The stay buys lawmakers time to clarify the language of the law and allows importers and manufacturers to document proof of compliance and ensure their supply chains are prepared to incorporate the CPSIA’s rules.

The stay of enforcement is the third stay of compliance for the lead-testing requirements, which should have gone into effect in February 2009, pointed out Commissioner Robert S. Adler after the vote.

Still, lead remains a hot topic.

On Aug. 14, the CPSIA’s lead-content limit is scheduled to drop to 100 parts-permillion— a level that the CPSC has yet to establish is technologically feasible for children’s products to meet.

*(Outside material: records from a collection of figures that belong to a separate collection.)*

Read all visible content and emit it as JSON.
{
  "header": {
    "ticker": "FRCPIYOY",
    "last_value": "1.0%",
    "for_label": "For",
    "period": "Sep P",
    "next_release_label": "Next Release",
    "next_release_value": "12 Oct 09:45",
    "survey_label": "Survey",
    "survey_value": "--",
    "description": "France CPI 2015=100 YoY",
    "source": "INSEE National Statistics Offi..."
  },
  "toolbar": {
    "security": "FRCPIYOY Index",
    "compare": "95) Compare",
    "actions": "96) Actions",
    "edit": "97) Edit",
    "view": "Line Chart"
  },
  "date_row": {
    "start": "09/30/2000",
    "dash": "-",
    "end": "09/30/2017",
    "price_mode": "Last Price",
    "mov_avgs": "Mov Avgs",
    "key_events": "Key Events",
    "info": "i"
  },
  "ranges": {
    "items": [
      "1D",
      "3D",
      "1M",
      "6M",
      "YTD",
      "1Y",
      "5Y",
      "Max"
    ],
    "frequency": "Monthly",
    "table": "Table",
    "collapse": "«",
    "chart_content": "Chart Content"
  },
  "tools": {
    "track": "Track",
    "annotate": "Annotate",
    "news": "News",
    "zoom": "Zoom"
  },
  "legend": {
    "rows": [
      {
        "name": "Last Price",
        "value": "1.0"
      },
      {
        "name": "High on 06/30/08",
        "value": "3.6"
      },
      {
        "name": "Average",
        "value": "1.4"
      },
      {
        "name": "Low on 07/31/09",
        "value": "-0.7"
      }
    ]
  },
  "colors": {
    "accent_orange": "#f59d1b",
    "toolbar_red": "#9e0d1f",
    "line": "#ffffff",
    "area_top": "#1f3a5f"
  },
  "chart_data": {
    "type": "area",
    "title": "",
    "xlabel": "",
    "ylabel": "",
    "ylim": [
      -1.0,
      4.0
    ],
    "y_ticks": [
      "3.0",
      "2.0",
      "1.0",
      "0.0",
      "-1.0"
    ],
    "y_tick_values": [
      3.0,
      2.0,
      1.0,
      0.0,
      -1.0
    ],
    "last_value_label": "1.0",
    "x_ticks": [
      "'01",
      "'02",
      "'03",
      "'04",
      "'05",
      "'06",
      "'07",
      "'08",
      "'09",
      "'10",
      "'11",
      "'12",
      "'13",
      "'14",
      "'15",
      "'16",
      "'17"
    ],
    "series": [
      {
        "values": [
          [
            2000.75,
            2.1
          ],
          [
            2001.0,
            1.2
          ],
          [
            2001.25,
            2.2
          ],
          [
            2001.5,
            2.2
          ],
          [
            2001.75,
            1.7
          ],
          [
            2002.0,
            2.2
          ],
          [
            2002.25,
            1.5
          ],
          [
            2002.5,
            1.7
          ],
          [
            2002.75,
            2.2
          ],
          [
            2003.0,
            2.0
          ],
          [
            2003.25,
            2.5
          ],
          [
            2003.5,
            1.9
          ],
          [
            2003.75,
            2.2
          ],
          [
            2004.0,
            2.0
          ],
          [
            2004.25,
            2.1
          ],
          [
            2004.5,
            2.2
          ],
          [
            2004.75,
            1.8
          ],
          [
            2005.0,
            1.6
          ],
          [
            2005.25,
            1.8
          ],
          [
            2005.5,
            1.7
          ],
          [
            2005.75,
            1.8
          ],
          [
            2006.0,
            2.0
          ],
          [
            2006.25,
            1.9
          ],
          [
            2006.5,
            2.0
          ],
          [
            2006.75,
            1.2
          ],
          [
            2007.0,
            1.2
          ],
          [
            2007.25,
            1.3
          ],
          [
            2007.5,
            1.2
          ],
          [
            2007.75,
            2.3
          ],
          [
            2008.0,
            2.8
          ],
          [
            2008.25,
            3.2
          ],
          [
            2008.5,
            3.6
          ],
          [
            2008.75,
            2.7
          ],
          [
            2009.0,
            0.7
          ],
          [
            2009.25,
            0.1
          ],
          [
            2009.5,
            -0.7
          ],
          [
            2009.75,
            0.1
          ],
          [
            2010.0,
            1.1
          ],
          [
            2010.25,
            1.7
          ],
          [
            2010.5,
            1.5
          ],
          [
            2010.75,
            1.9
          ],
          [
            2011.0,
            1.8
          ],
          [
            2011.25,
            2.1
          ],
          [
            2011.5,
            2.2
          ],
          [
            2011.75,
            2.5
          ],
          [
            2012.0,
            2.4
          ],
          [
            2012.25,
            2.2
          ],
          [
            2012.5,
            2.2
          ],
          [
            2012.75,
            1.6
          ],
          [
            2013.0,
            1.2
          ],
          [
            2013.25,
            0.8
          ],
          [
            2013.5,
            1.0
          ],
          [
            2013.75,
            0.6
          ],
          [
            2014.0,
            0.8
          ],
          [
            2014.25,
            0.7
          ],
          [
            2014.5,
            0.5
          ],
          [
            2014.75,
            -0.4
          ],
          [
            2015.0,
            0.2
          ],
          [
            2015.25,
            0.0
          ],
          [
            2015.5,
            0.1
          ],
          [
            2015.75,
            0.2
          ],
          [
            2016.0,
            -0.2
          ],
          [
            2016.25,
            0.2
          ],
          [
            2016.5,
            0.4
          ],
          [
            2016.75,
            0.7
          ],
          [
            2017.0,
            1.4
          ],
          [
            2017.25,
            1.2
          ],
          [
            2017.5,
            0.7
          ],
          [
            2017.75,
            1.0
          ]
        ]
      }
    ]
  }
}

“Many commenters have provided input on difficulties associated with meeting the expected 100 [parts-per-million] lead limit with some products while others have asked the commission to develop and publicly disseminate guidance on statistical-uncertainty bands associated with test results to assure that safe products that fail the limit by a small margin can continue to be sold,” a petition from industry groups to the CPSC said. “In addition, a reduction in lead limits will worsen problems currently associated with inter-laboratory variability in test results, including those from third party–accredited labs.”

The CPSC has held hearings into the feasibility of testing for the 100-parts-permillion limit but has yet to issue a ruling on the matter.

In the meantime, industry groups continue to grapple with the CPSIA. The AAFA will host a product safety and chemicalmanagement seminar on May 25 at the Renaissance Hollywood Hotel in Los Angeles. The seminar will provide a CPSIA regulatory update.